Ma ce n’è voluta di carne al fuoco: a nulla erano valse le energiche rimostranze dell’Italia intera contro la manifesta omofobia, c’è voluta una raffica di esternazioni all’insegna della misoginia condite con turpiloquio e offese personali, il tutto seguito da un intervento ministeriale in carta da bollo per destare gli autori dal torpore nel quale soggiornavano e indurli a fare ciò che buon senso pretendeva: eliminare il problema.
Peccato che ci siano dovute andare di mezzo persone inconsapevoli come ex mogli, chiamate in causa dalle rivelazioni di un marito apparentemente animato più dal livore della vendetta che dall’amore per i figli, anche loro innocenti vittime di un pettegolezzo che tutto può fare tranne che del bene.
Peccato. Anche per la regina delle pinzette, che nell’estremo tentativo di giustificare il marito lo ha definitivamente sepolto sotto il peso delle di lui responsabilità, imbarazzanti perfino più delle stesse sopracciglia da lei confezionate con tanto amore.
E del resto, se da un lato era immaginabile che lei si levasse in un tentativo di riscatto, dall’altro ci corre l’obbligo di citare il vecchio adagio: “chi va per certi mari, certi pesci piglia”, signora mia.

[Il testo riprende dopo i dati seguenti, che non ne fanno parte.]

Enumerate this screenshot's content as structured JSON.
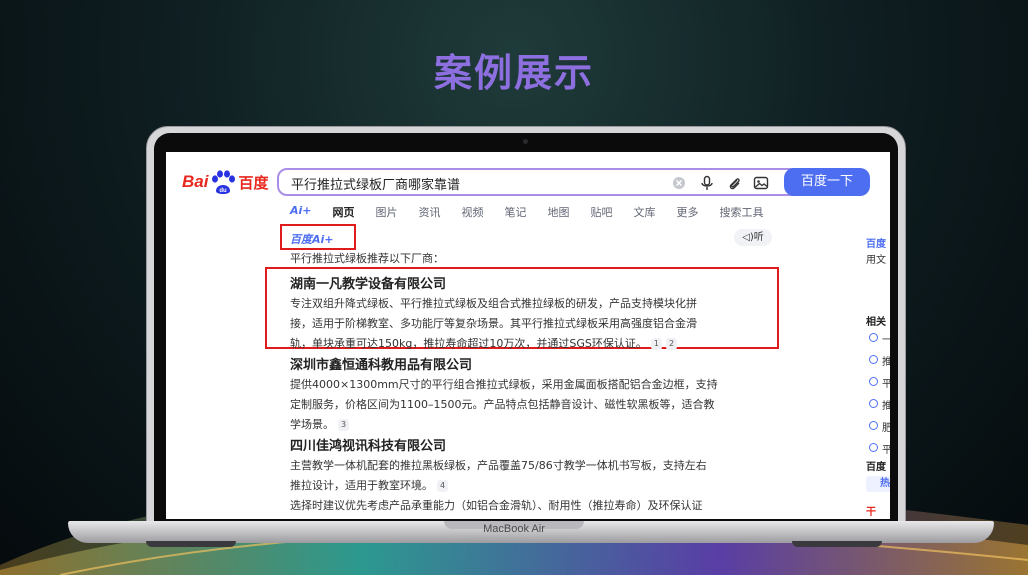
{
  "slide": {
    "title": "案例展示"
  },
  "laptop": {
    "brand": "MacBook Air"
  },
  "logo": {
    "latin": "Bai",
    "chinese": "百度",
    "paw_text": "du"
  },
  "search": {
    "query": "平行推拉式绿板厂商哪家靠谱",
    "button_label": "百度一下"
  },
  "tabs": [
    {
      "label": "Ai+"
    },
    {
      "label": "网页"
    },
    {
      "label": "图片"
    },
    {
      "label": "资讯"
    },
    {
      "label": "视频"
    },
    {
      "label": "笔记"
    },
    {
      "label": "地图"
    },
    {
      "label": "贴吧"
    },
    {
      "label": "文库"
    },
    {
      "label": "更多"
    },
    {
      "label": "搜索工具"
    }
  ],
  "ai_answer": {
    "badge": "百度Ai+",
    "listen_label": "听",
    "intro": "平行推拉式绿板推荐以下厂商：",
    "companies": [
      {
        "name": "湖南一凡教学设备有限公司",
        "lines": [
          "专注双组升降式绿板、平行推拉式绿板及组合式推拉绿板的研发，产品支持模块化拼",
          "接，适用于阶梯教室、多功能厅等复杂场景。其平行推拉式绿板采用高强度铝合金滑",
          "轨，单块承重可达150kg，推拉寿命超过10万次，并通过SGS环保认证。"
        ],
        "cites": [
          "1",
          "2"
        ]
      },
      {
        "name": "深圳市鑫恒通科教用品有限公司",
        "lines": [
          "提供4000×1300mm尺寸的平行组合推拉式绿板，采用金属面板搭配铝合金边框，支持",
          "定制服务，价格区间为1100–1500元。产品特点包括静音设计、磁性软黑板等，适合教",
          "学场景。"
        ],
        "cites": [
          "3"
        ]
      },
      {
        "name": "四川佳鸿视讯科技有限公司",
        "lines": [
          "主营教学一体机配套的推拉黑板绿板，产品覆盖75/86寸教学一体机书写板，支持左右",
          "推拉设计，适用于教室环境。"
        ],
        "cites": [
          "4"
        ]
      }
    ],
    "tail": "选择时建议优先考虑产品承重能力（如铝合金滑轨）、耐用性（推拉寿命）及环保认证"
  },
  "sidebar": {
    "brand1": "百度",
    "text1": "用文",
    "related": "相关",
    "items": [
      "一",
      "推",
      "平",
      "推",
      "肥",
      "平"
    ],
    "brand2": "百度",
    "chip": "热",
    "hot": "干"
  },
  "colors": {
    "accent": "#4e6ef2",
    "baidu_red": "#e8281e",
    "highlight_red": "#e01b1b",
    "title_purple": "#8d6fe0"
  }
}
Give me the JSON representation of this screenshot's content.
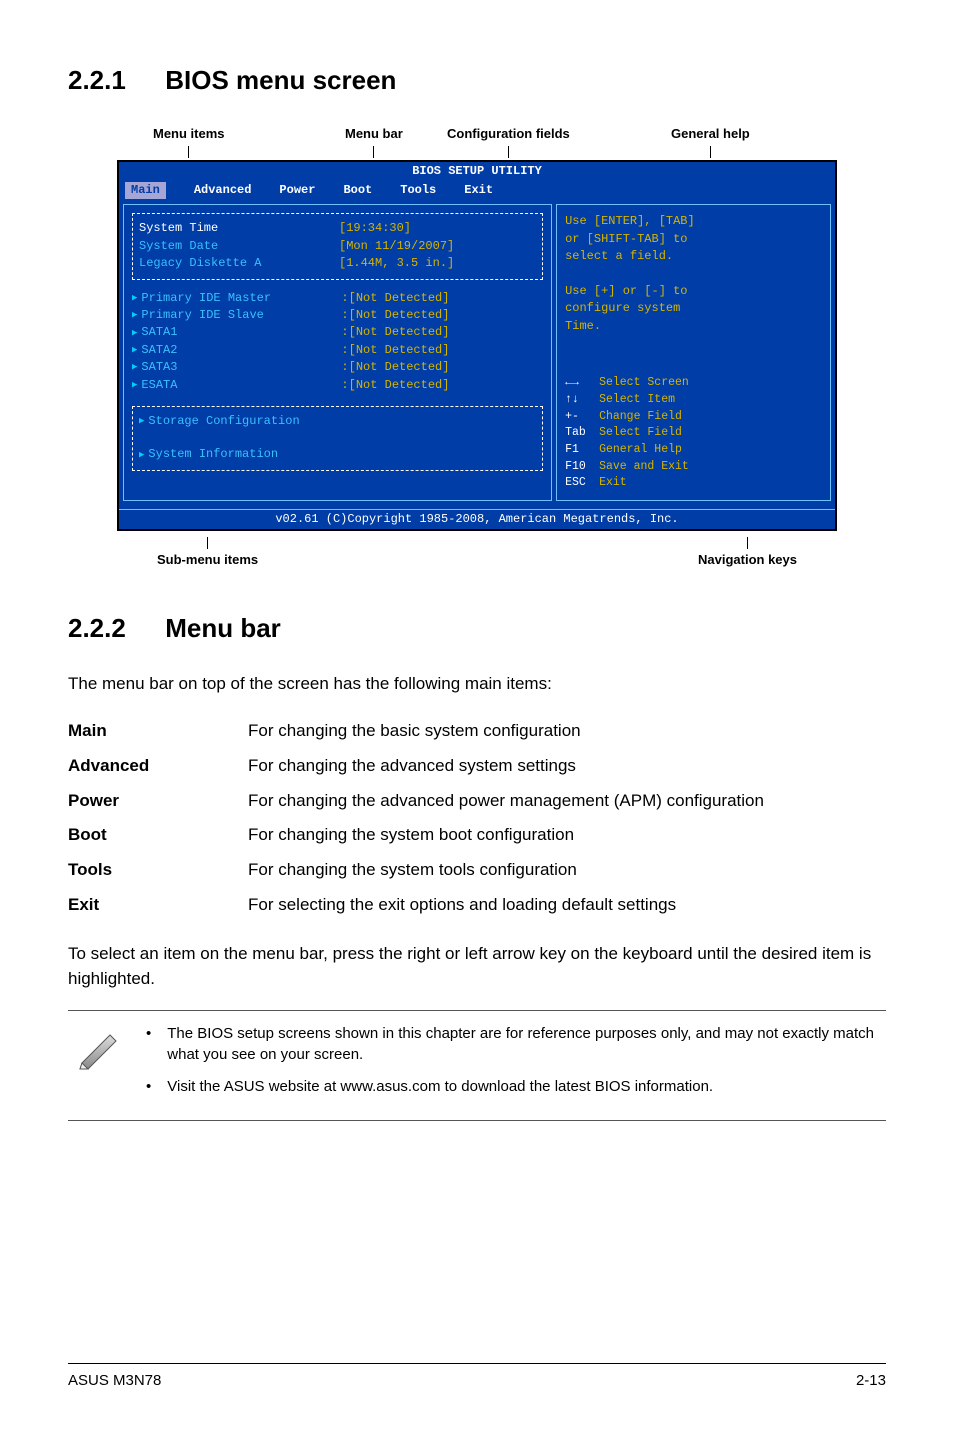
{
  "sections": {
    "s1": {
      "num": "2.2.1",
      "title": "BIOS menu screen"
    },
    "s2": {
      "num": "2.2.2",
      "title": "Menu bar"
    }
  },
  "diagram_labels": {
    "menu_items": "Menu items",
    "menu_bar": "Menu bar",
    "config_fields": "Configuration fields",
    "general_help": "General help",
    "submenu_items": "Sub-menu items",
    "nav_keys": "Navigation keys"
  },
  "bios": {
    "title": "BIOS SETUP UTILITY",
    "menus": [
      "Main",
      "Advanced",
      "Power",
      "Boot",
      "Tools",
      "Exit"
    ],
    "left_box1": [
      {
        "k": "System Time",
        "v": "[19:34:30]",
        "white": true
      },
      {
        "k": "System Date",
        "v": "[Mon 11/19/2007]"
      },
      {
        "k": "Legacy Diskette A",
        "v": "[1.44M, 3.5 in.]"
      }
    ],
    "left_list1": [
      {
        "k": "Primary IDE Master",
        "v": ":[Not Detected]"
      },
      {
        "k": "Primary IDE Slave",
        "v": ":[Not Detected]"
      },
      {
        "k": "SATA1",
        "v": ":[Not Detected]"
      },
      {
        "k": "SATA2",
        "v": ":[Not Detected]"
      },
      {
        "k": "SATA3",
        "v": ":[Not Detected]"
      },
      {
        "k": "ESATA",
        "v": ":[Not Detected]"
      }
    ],
    "left_box2": [
      "Storage Configuration",
      "System Information"
    ],
    "help_text": "Use [ENTER], [TAB]\nor [SHIFT-TAB] to\nselect a field.\n\nUse [+] or [-] to\nconfigure system\nTime.",
    "legend": [
      {
        "k": "←→",
        "v": "Select Screen",
        "icon": true
      },
      {
        "k": "↑↓",
        "v": "Select Item",
        "icon": true
      },
      {
        "k": "+-",
        "v": "Change Field"
      },
      {
        "k": "Tab",
        "v": "Select Field"
      },
      {
        "k": "F1",
        "v": "General Help"
      },
      {
        "k": "F10",
        "v": "Save and Exit"
      },
      {
        "k": "ESC",
        "v": "Exit"
      }
    ],
    "copyright": "v02.61 (C)Copyright 1985-2008, American Megatrends, Inc."
  },
  "menubar_intro": "The menu bar on top of the screen has the following main items:",
  "definitions": [
    {
      "term": "Main",
      "desc": "For changing the basic system configuration"
    },
    {
      "term": "Advanced",
      "desc": "For changing the advanced system settings"
    },
    {
      "term": "Power",
      "desc": "For changing the advanced power management (APM) configuration"
    },
    {
      "term": "Boot",
      "desc": "For changing the system boot configuration"
    },
    {
      "term": "Tools",
      "desc": "For changing the system tools configuration"
    },
    {
      "term": "Exit",
      "desc": "For selecting the exit options and loading default settings"
    }
  ],
  "select_text": "To select an item on the menu bar, press the right or left arrow key on the keyboard until the desired item is highlighted.",
  "notes": [
    "The BIOS setup screens shown in this chapter are for reference purposes only, and may not exactly match what you see on your screen.",
    "Visit the ASUS website at www.asus.com to download the latest BIOS information."
  ],
  "footer": {
    "left": "ASUS M3N78",
    "right": "2-13"
  }
}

Ma l’asso di briscola lo calano madre e figlia, la cui propensione alla rissa riduce le gang di Puerto Rico al grado di squallido dilettante: ingaggiano con la fidanzata del sospetto filarino della figlia della madre un alterco fondato sul vuoto pneumatico, che hanno la capacità di ribollire a fuoco lento fin oltre la fine della puntata in studio, attraversando i burrascosi mari del congiuntivo con indomito coraggio, invocando la nomination come fosse l’olio 31 che cura tutti i mali e soprattutto rivendicando a pieni polmoni il diritto a non essere giudicate, senza tenere conto che: a nessuno importava di giudicarle.
Anche qui forse la soluzione sta tutta nella saggezza popolare: “l’abito non fa il monaco, ma se vesti un palo avrai un cardinale”. Come dire che la conoscenza della differenza tra “pensiero” e “opinione” sommata alla consapevolezza che si dice “per niente” e non “pegniente”, in combinato disposto con un uso centellinato dei segreti del make up potrebbe essere un buon modo per distrarre lo spettatore dall’apparenza in favore della sostanza. Per dire.
Ma la vera notizia è: Valeria Marini esiste. E’ un essere umano, dotata di sentimenti ma soprattuto di grande buon senso. La vedevamo come disegnata nella nebbiolina cerulea della quale è costantemente circonfusa, ma una volta dissipata la nuvola di cipria, insieme ai segni del tempo sono emersi anche quelli del cuore. E’ una donna che non ha paura di piangere, ma nemmeno di dire la sua. E con la stessa tranquillità con cui si mostra senza trucco affronta le pressioni psicologiche della casa dimostrando saggezza, calma e soprattutto una mirabile capacità di dare alle cose che le succedono intorno il giusto peso. Non ultimo, conosce l’amicizia.
La cosa assolutamente geniale? Fare tutto questo completamente impanata di lustrini.